Biophysical characterization and molecular phylogeny of human KIN protein

Abstract

The DNA/RNA-binding KIN protein was discovered in 1989, and since then, it has been found to participate in several processes, e.g., as a transcription factor in bacteria, yeasts, and plants, in immunoglobulin isotype switching, and in the repair and resolution of double-strand breaks caused by ionizing radiation. However, the complete three-dimensional structure and biophysical properties of KIN remain important information for clarifying its function and to help elucidate mechanisms associated with it not yet completely understood. The present study provides data on phylogenetic analyses of the different domains, as well as a biophysical characterization of the human KIN protein (HSAKIN) using bioinformatics techniques, circular dichroism spectroscopy, and differential scanning calorimetry to estimate the composition of secondary structure elements; further studies were performed to determine the biophysical parameters ΔHm and Tm.
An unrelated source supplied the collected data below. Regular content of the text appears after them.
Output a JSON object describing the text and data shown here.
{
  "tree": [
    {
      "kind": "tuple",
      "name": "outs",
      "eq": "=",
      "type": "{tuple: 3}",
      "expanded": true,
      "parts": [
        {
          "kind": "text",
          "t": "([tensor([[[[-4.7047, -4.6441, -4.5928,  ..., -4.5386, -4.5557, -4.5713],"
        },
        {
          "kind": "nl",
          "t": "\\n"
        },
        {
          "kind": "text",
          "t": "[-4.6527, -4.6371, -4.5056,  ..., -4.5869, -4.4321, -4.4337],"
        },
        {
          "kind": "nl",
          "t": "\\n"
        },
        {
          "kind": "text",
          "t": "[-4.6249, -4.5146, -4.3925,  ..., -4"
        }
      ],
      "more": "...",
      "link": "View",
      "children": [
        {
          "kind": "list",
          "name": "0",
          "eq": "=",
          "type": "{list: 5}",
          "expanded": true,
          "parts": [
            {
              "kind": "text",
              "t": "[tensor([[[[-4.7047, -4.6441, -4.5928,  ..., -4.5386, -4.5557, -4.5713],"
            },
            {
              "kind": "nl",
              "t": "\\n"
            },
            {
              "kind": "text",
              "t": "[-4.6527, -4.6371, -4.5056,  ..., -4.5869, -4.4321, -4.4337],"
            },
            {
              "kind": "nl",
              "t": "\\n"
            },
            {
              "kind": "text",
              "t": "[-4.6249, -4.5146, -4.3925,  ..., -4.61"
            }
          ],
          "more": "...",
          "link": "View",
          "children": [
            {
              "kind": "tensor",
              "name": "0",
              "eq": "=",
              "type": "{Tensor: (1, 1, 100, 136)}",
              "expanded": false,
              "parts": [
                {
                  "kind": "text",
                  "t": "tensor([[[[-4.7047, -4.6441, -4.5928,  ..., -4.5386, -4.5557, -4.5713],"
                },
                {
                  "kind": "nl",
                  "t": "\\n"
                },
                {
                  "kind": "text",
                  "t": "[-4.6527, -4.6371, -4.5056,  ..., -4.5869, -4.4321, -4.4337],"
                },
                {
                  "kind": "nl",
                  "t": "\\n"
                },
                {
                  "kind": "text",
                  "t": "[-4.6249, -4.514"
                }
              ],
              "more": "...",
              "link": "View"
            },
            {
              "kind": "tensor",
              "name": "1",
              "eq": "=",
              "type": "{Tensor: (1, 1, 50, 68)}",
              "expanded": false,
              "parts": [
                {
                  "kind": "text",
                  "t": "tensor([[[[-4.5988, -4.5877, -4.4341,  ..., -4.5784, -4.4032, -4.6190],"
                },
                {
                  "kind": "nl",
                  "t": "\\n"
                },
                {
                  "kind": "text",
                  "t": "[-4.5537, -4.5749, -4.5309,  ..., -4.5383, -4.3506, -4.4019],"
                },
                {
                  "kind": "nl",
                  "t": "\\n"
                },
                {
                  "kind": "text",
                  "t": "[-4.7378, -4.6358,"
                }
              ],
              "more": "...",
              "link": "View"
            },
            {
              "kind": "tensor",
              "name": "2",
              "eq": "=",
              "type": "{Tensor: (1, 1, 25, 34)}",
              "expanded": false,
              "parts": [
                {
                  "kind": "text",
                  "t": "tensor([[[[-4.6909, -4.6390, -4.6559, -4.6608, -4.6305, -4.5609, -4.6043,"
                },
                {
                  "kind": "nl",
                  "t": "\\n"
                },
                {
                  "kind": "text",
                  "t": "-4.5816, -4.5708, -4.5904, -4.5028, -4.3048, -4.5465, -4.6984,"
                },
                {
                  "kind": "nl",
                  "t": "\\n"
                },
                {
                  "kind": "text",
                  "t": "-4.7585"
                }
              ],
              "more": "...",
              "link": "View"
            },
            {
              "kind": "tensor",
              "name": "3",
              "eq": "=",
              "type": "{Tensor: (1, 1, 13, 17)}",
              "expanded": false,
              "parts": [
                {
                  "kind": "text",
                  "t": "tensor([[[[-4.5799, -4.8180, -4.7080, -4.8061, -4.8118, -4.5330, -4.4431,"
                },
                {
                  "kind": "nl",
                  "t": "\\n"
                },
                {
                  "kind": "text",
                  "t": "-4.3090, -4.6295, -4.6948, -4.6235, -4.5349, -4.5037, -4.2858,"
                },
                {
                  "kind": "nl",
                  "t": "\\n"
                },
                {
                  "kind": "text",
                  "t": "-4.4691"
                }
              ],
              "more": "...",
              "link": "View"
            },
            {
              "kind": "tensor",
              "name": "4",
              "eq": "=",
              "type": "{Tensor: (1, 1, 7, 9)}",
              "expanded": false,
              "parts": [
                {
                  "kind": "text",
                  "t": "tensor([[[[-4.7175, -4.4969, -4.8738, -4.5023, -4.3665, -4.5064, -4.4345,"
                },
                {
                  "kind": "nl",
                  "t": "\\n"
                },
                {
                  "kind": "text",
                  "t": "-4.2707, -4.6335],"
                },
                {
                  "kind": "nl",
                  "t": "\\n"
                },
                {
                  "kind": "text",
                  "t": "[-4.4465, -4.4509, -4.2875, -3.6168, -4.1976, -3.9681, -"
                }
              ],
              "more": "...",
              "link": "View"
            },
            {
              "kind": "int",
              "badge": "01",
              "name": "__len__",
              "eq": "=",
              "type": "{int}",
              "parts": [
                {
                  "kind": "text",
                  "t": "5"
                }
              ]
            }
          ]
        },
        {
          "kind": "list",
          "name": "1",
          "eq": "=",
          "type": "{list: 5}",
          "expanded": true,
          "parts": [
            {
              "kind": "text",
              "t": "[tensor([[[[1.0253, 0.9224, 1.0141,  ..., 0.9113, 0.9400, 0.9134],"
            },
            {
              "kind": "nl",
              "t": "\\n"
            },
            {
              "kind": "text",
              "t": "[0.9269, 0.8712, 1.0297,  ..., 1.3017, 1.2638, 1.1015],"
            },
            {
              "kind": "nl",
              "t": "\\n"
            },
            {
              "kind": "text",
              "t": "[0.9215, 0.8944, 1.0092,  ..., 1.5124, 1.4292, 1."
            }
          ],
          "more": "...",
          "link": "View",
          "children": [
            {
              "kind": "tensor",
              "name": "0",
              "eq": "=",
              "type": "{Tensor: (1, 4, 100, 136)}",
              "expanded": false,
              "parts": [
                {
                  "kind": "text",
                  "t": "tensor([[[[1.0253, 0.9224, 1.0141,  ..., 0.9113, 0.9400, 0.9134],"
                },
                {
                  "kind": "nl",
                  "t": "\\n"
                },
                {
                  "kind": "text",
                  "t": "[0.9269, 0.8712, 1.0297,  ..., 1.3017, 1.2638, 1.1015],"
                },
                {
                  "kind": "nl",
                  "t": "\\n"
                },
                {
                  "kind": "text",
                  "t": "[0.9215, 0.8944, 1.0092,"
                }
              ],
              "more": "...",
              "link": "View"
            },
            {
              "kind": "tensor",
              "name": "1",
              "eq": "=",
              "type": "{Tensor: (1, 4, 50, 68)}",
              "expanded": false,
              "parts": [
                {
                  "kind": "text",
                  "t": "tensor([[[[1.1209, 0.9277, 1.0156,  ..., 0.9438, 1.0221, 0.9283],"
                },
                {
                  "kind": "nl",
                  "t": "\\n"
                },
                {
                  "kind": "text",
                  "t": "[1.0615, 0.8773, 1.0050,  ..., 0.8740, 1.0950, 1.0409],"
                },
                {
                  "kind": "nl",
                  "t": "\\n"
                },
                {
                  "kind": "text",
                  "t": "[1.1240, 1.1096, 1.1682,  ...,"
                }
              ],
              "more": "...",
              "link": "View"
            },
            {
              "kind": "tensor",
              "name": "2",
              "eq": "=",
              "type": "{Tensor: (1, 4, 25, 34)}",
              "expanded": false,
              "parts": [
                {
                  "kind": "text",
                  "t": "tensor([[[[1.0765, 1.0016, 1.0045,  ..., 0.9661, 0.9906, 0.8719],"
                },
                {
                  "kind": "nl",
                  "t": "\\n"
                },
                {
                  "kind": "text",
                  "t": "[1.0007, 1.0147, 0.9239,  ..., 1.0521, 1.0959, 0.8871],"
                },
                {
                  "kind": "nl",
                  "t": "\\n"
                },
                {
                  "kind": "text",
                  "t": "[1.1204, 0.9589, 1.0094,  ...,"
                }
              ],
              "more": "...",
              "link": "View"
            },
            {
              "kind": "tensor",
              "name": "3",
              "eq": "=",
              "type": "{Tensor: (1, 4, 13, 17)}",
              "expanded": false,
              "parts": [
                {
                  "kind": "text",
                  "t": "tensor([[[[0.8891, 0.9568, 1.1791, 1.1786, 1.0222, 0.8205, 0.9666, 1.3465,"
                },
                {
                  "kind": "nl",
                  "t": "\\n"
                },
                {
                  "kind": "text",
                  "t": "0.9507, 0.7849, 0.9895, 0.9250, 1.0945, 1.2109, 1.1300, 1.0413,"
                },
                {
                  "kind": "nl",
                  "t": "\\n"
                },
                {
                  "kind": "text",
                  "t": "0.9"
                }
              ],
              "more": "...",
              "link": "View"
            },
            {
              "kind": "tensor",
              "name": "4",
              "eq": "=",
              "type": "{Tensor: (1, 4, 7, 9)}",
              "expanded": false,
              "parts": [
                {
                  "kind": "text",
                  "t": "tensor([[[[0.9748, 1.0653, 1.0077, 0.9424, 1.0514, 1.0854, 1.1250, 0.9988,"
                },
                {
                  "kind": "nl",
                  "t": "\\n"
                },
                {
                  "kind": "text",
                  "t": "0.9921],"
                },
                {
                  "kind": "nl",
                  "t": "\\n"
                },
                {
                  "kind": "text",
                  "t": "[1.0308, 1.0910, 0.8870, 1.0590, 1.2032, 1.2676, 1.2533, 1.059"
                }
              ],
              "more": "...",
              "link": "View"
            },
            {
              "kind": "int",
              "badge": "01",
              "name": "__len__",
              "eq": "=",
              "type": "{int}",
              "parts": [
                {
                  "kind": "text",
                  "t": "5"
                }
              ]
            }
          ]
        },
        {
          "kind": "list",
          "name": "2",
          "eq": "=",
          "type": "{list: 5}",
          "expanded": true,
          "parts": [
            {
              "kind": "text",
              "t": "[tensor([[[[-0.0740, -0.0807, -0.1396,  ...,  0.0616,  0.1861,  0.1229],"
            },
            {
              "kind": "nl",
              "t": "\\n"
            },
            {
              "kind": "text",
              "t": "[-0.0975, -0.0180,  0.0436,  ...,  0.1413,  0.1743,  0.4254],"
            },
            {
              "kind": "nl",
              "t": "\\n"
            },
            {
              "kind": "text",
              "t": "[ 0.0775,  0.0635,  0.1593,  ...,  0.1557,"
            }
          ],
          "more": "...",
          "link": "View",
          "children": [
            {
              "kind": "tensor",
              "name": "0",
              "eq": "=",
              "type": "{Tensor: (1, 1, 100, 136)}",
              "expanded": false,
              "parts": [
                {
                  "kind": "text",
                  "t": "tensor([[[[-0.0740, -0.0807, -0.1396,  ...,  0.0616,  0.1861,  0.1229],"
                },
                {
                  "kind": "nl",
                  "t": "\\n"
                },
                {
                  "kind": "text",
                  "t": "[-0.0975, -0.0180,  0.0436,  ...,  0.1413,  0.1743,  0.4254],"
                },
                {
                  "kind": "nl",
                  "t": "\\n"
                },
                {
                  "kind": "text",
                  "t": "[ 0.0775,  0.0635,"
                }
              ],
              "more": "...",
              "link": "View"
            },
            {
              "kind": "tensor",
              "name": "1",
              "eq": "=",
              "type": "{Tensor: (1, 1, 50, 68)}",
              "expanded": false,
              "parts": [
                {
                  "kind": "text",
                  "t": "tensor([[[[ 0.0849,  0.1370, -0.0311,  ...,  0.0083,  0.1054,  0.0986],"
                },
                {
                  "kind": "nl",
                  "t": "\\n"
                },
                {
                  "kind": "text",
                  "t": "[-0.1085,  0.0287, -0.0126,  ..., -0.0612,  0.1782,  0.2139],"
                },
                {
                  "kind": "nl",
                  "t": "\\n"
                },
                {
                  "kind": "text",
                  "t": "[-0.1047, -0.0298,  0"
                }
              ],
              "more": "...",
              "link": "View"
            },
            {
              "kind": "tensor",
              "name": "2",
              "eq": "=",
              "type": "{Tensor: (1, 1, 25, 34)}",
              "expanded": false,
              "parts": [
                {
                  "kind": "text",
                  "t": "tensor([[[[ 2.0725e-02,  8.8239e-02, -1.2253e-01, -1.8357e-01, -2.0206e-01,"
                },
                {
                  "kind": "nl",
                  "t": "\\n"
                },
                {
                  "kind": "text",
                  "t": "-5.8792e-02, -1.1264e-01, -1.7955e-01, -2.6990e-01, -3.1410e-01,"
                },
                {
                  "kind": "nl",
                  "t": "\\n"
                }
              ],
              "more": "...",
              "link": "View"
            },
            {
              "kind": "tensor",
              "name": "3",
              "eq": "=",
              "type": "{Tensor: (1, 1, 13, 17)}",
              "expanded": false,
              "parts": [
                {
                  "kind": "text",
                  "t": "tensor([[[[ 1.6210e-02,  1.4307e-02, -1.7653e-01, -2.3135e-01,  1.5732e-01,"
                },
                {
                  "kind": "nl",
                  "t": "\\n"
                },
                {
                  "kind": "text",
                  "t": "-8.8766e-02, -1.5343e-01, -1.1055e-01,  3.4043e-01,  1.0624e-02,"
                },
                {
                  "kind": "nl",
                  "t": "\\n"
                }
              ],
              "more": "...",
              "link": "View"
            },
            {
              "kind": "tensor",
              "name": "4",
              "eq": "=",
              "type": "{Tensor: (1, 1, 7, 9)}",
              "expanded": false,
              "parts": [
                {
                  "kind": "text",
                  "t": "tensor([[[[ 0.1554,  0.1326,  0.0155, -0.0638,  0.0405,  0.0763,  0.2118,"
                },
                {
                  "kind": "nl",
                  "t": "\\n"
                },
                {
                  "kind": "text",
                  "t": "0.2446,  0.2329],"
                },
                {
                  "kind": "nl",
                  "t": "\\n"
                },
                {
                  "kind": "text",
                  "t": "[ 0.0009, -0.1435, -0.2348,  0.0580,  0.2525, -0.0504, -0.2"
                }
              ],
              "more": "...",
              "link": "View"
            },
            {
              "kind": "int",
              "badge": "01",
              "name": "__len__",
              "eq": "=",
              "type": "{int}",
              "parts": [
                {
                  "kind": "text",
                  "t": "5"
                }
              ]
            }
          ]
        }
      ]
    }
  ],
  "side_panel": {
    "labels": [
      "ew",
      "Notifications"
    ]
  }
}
The phylogenetic analysis indicated that the zinc-finger and winged helix domains are highly conserved in KIN, with mean identity of 90.37% and 65.36%, respectively. The KOW motif was conserved only among the higher eukaryotes, indicating that this motif emerged later on the evolutionary timescale. HSAKIN has more than 50% of its secondary structure composed by random coil and β-turns. The highest values of ΔHm and Tm were found at pH 7.4 suggesting a stable structure at physiological conditions. The characteristics found for HSAKIN are primarily due to its relatively low composition of α-helices and β-strands, making up less than half of the protein structure.